Philippians 2:14
Do all things without murmurings and disputings.
Paul does not leave much room for negotiation.
He does not say, “Try to cut back on complaining.”
He does not say, “Murmur less than you used to.”
He says, do all things without it.
A submitted mind does not murmur. It does not build a quiet courtroom in the heart to defend itself. It does not draft explanations for why obedience is inconvenient this time.
When I tell my kids, “When you get good at making excuses, that’s all you’ll be good for,” I am not trying to be sharp. I am trying to be honest. Excuses are like weeds. The more you water them, the more they choke everything else.
Israel is our living example.
In Exodus 15, the sea opens, Pharaoh’s army is crushed, and the people sing. The tambourines ring. The praise is loud.
Three days later, there is no water.
The song fades.
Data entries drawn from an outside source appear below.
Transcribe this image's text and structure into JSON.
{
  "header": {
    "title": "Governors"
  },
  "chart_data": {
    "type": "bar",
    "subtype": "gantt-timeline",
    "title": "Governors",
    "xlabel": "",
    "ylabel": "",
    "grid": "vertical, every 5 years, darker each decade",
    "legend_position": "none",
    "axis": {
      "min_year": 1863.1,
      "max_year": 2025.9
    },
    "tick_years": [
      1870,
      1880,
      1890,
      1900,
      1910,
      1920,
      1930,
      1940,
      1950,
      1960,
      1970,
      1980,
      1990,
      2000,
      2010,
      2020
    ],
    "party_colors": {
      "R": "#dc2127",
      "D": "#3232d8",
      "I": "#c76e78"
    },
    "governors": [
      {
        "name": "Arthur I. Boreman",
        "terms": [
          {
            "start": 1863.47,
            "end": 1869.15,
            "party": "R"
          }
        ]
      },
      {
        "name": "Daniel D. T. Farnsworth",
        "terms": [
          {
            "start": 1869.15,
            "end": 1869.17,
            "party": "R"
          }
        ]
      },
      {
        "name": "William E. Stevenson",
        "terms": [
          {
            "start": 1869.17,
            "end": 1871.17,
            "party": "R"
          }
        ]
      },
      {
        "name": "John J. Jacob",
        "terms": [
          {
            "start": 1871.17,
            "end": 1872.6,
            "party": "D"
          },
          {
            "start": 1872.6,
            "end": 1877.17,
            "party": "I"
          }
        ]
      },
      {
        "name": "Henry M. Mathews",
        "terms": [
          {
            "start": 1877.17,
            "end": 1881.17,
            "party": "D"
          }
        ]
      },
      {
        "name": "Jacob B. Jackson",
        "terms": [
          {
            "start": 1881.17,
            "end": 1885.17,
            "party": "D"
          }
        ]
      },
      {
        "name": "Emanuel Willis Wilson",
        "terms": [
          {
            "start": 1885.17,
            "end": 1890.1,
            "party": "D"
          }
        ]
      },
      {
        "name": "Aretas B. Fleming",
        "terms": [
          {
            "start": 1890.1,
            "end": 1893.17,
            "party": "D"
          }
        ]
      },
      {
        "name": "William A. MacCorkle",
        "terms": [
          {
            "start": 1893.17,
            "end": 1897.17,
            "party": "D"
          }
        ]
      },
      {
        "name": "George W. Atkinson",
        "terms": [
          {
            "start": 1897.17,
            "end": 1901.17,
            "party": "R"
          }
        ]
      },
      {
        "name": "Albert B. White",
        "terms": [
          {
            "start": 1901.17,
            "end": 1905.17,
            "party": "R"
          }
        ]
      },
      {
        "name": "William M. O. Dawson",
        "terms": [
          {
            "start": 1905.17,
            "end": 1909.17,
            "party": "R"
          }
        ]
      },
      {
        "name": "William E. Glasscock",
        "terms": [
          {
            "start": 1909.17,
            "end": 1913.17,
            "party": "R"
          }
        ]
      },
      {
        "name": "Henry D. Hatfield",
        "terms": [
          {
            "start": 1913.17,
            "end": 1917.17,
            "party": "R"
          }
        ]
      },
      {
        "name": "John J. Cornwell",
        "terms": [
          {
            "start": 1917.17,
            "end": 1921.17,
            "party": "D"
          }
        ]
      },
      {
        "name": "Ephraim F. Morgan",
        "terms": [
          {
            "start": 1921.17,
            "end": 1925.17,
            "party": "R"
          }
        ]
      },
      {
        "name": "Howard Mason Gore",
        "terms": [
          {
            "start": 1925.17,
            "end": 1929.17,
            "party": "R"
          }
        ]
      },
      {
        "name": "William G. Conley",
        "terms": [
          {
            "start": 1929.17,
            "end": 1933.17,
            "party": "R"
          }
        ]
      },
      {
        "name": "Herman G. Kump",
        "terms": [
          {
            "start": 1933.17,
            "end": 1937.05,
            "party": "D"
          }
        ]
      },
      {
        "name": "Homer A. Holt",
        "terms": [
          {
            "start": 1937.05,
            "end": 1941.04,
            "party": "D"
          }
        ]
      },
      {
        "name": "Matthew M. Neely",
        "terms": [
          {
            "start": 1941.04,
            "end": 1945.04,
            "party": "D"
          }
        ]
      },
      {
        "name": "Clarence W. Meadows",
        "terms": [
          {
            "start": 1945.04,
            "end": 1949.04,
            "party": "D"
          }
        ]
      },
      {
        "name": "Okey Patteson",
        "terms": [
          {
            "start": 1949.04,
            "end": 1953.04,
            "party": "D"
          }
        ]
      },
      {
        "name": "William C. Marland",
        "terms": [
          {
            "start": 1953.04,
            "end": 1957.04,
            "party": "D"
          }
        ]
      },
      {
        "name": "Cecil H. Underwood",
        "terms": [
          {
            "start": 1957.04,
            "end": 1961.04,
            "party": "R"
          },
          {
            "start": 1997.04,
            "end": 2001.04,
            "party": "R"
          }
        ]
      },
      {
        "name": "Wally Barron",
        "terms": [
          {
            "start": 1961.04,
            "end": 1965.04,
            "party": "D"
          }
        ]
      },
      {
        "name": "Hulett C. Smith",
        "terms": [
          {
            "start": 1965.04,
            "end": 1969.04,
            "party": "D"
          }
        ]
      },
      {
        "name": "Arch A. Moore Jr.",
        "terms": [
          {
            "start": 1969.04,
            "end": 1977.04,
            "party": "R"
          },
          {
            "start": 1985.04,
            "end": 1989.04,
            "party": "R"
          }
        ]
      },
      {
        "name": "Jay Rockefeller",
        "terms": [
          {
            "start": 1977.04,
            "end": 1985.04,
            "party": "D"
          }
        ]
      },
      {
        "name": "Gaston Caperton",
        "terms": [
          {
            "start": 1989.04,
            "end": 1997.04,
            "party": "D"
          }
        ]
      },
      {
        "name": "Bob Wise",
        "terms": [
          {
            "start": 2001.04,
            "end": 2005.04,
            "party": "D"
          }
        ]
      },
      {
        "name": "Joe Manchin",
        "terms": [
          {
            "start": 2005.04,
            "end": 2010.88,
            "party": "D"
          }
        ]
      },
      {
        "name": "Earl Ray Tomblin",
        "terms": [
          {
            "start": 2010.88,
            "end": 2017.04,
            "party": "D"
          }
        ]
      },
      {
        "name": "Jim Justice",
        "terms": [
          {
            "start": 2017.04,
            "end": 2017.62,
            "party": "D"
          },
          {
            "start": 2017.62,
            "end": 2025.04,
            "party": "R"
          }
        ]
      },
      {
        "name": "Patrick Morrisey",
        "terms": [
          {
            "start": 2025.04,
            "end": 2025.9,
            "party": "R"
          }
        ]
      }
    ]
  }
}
The murmuring begins.
In Exodus 16, God gives them manna. Bread from heaven falls with the dew. And still, it is not enough. They want something different. Something better. Something more suited to their taste.
Later, when the land ahead looks intimidating, the same pattern returns. Fear turns into complaint. Complaint turns into resistance.
Murmuring is not about thirst. It is not about menu preference. It is not about geography.
It is about trust.
Deuteronomy 1:27
And ye murmured in your tents, and said, Because the LORD hated us, he hath brought us forth out of the land of Egypt…
Notice where it happened.
In their tents.
Not on a public stage. Not at a microphone. In private spaces. Behind canvas walls. In low voices.
They thought no one heard.
But heaven did.
Murmuring is like a small crack in a windshield. At first, it seems minor. You can still see through it. You can still drive. But left alone, the crack spreads. Eventually, the whole view is distorted.
Paul says, do all things without it. Why?
Because murmuring fogs the soul. It blinds us to what God has already done. It rewrites the story. Instead of “He delivered us,” it becomes, “He brought us out here to harm us.”
A submitted heart does not mean a silent heart. It means a trusting one.
It means when the water runs low, you remember the sea that already parted.
It means when the manna seems plain, you remember that it fell from heaven.
It means when the future looks large and threatening, you remember who crushed Pharaoh.
Obedience without murmuring is not weakness. It is confidence in the character of God.
And that kind of confidence changes everything.